Doctor of Philosophy

Abstract

During the nineteenth century, the Orient--what we now call the Middle East--was an object of fascination for American writers and artists. Many of them made the pilgrimage to the Holy Land and traveled down the Nile. Among the American Romantic writers, Washington Irving, Edgar Allan Poe, Ralph Waldo Emerson, and Herman Melville were interested in and wrote about this region. This dissertation examines the importance the Orient had for these four writers in the context of the general nineteenth century hunger for Romantic experience.

Chapter one looks at the background of American Orientalism. The discussion includes a brief examination of the travel writing of John Lloyd Stephens, George William Curtis, and Bayard Taylor, as well as a discussion of American Orientalist art. Chapter two focuses on Oriental elements in the writing of Washington Irving. Particular attention is paid to The Alhambra and the central role Irving's sojourn in the ruined Moorish palace played in his creative life. Chapter three examines Edgar Allan Poe's arabesque aesthetic as an organizing principle in his writing. "The Domain of Arnheim" and "Landor's Cottage" are discussed in detail. Chapter four centers on how the Persian poetry of Saadi and Hafiz informed Emerson's own poems and gave him an original way of writing about the American landscape. Chapter five looks at the role the Orient played in Herman Melville's lifelong search for spiritual fulfillment. Melville's Journal Up the Straits and Clarel reveal the deep disappointment and disillusionment he felt when he visited the Holy Land. None of these writers had a stereotypical view of the Orient. For all of them, the Orient had a specific personal value.
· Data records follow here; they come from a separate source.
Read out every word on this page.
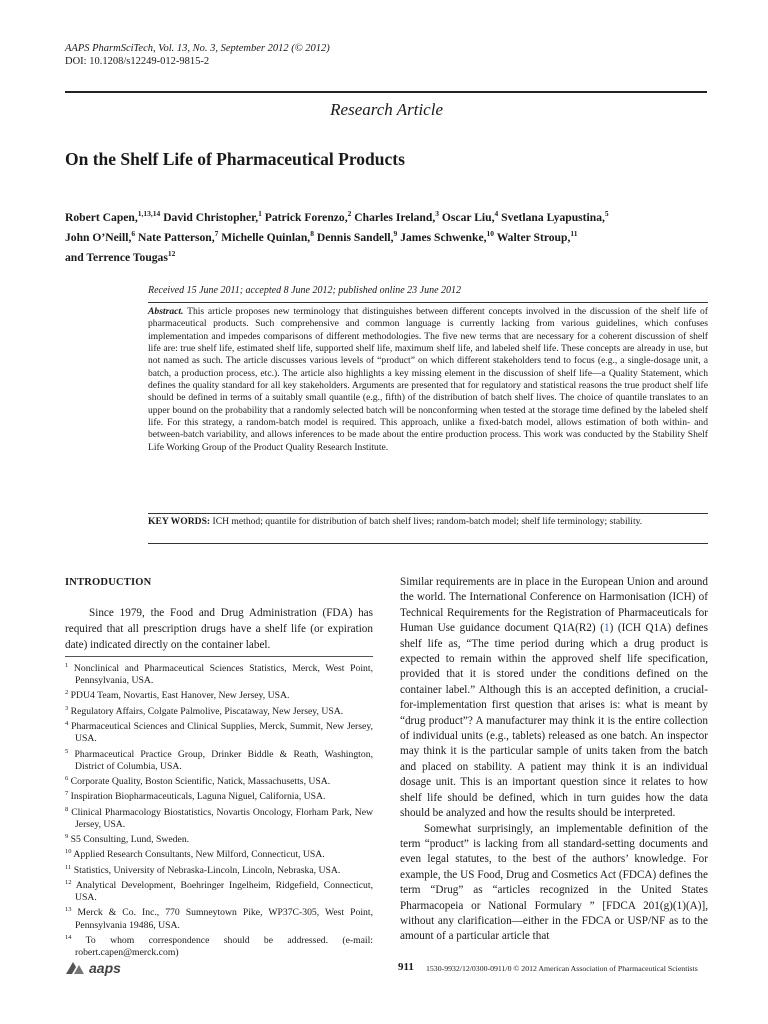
AAPS PharmSciTech, Vol. 13, No. 3, September 2012 (© 2012)
DOI: 10.1208/s12249-012-9815-2
Research Article
On the Shelf Life of Pharmaceutical Products
Robert Capen,$^{1,13,14}$ David Christopher,$^1$ Patrick Forenzo,$^2$ Charles Ireland,$^3$ Oscar Liu,$^4$ Svetlana Lyapustina,$^5$
John O’Neill,$^6$ Nate Patterson,$^7$ Michelle Quinlan,$^8$ Dennis Sandell,$^9$ James Schwenke,$^{10}$ Walter Stroup,$^{11}$
and Terrence Tougas$^{12}$
Received 15 June 2011; accepted 8 June 2012; published online 23 June 2012
Abstract. This article proposes new terminology that distinguishes between different concepts involved in the discussion of the shelf life of pharmaceutical products. Such comprehensive and common language is currently lacking from various guidelines, which confuses implementation and impedes comparisons of different methodologies. The five new terms that are necessary for a coherent discussion of shelf life are: true shelf life, estimated shelf life, supported shelf life, maximum shelf life, and labeled shelf life. These concepts are already in use, but not named as such. The article discusses various levels of “product” on which different stakeholders tend to focus (e.g., a single-dosage unit, a batch, a production process, etc.). The article also highlights a key missing element in the discussion of shelf life—a Quality Statement, which defines the quality standard for all key stakeholders. Arguments are presented that for regulatory and statistical reasons the true product shelf life should be defined in terms of a suitably small quantile (e.g., fifth) of the distribution of batch shelf lives. The choice of quantile translates to an upper bound on the probability that a randomly selected batch will be nonconforming when tested at the storage time defined by the labeled shelf life. For this strategy, a random-batch model is required. This approach, unlike a fixed-batch model, allows estimation of both within- and between-batch variability, and allows inferences to be made about the entire production process. This work was conducted by the Stability Shelf Life Working Group of the Product Quality Research Institute.
KEY WORDS: ICH method; quantile for distribution of batch shelf lives; random-batch model; shelf life terminology; stability.
INTRODUCTION
Since 1979, the Food and Drug Administration (FDA) has required that all prescription drugs have a shelf life (or expiration date) indicated directly on the container label.
$^1$ Nonclinical and Pharmaceutical Sciences Statistics, Merck, West Point, Pennsylvania, USA.
$^2$ PDU4 Team, Novartis, East Hanover, New Jersey, USA.
$^3$ Regulatory Affairs, Colgate Palmolive, Piscataway, New Jersey, USA.
$^4$ Pharmaceutical Sciences and Clinical Supplies, Merck, Summit, New Jersey, USA.
$^5$ Pharmaceutical Practice Group, Drinker Biddle & Reath, Washington, District of Columbia, USA.
$^6$ Corporate Quality, Boston Scientific, Natick, Massachusetts, USA.
$^7$ Inspiration Biopharmaceuticals, Laguna Niguel, California, USA.
$^8$ Clinical Pharmacology Biostatistics, Novartis Oncology, Florham Park, New Jersey, USA.
$^9$ S5 Consulting, Lund, Sweden.
$^{10}$ Applied Research Consultants, New Milford, Connecticut, USA.
$^{11}$ Statistics, University of Nebraska-Lincoln, Lincoln, Nebraska, USA.
$^{12}$ Analytical Development, Boehringer Ingelheim, Ridgefield, Connecticut, USA.
$^{13}$ Merck & Co. Inc., 770 Sumneytown Pike, WP37C-305, West Point, Pennsylvania 19486, USA.
$^{14}$ To whom correspondence should be addressed. (e-mail: robert.capen@merck.com)

Similar requirements are in place in the European Union and around the world. The International Conference on Harmonisation (ICH) of Technical Requirements for the Registration of Pharmaceuticals for Human Use guidance document Q1A(R2) (1) (ICH Q1A) defines shelf life as, “The time period during which a drug product is expected to remain within the approved shelf life specification, provided that it is stored under the conditions defined on the container label.” Although this is an accepted definition, a crucial-for-implementation first question that arises is: what is meant by “drug product”? A manufacturer may think it is the entire collection of individual units (e.g., tablets) released as one batch. An inspector may think it is the particular sample of units taken from the batch and placed on stability. A patient may think it is an individual dosage unit. This is an important question since it relates to how shelf life should be defined, which in turn guides how the data should be analyzed and how the results should be interpreted.

Somewhat surprisingly, an implementable definition of the term “product” is lacking from all standard-setting documents and even legal statutes, to the best of the authors’ knowledge. For example, the US Food, Drug and Cosmetics Act (FDCA) defines the term “Drug” as “articles recognized in the United States Pharmacopeia or National Formulary ” [FDCA 201(g)(1)(A)], without any clarification—either in the FDCA or USP/NF as to the amount of a particular article that

aaps	911 1530-9932/12/0300-0911/0 © 2012 American Association of Pharmaceutical Scientists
The emphasis of this dissertation is not on Oriental sources for specific works written during the nineteenth century, but on the underlying importance the Orient had for some of the major writers of the American Renaissance. Throughout the dissertation, whenever possible, relevent Orientalist artwork is discussed. Paintings by Thomas Cole, Frederick Edwin Church, Sanford Robinson Gifford, Elihu Vedder, Jean-Leon Gerome, and Luc Olivier Merson are related to various literary works to show the depth and complexity of American Romantic Orientalism.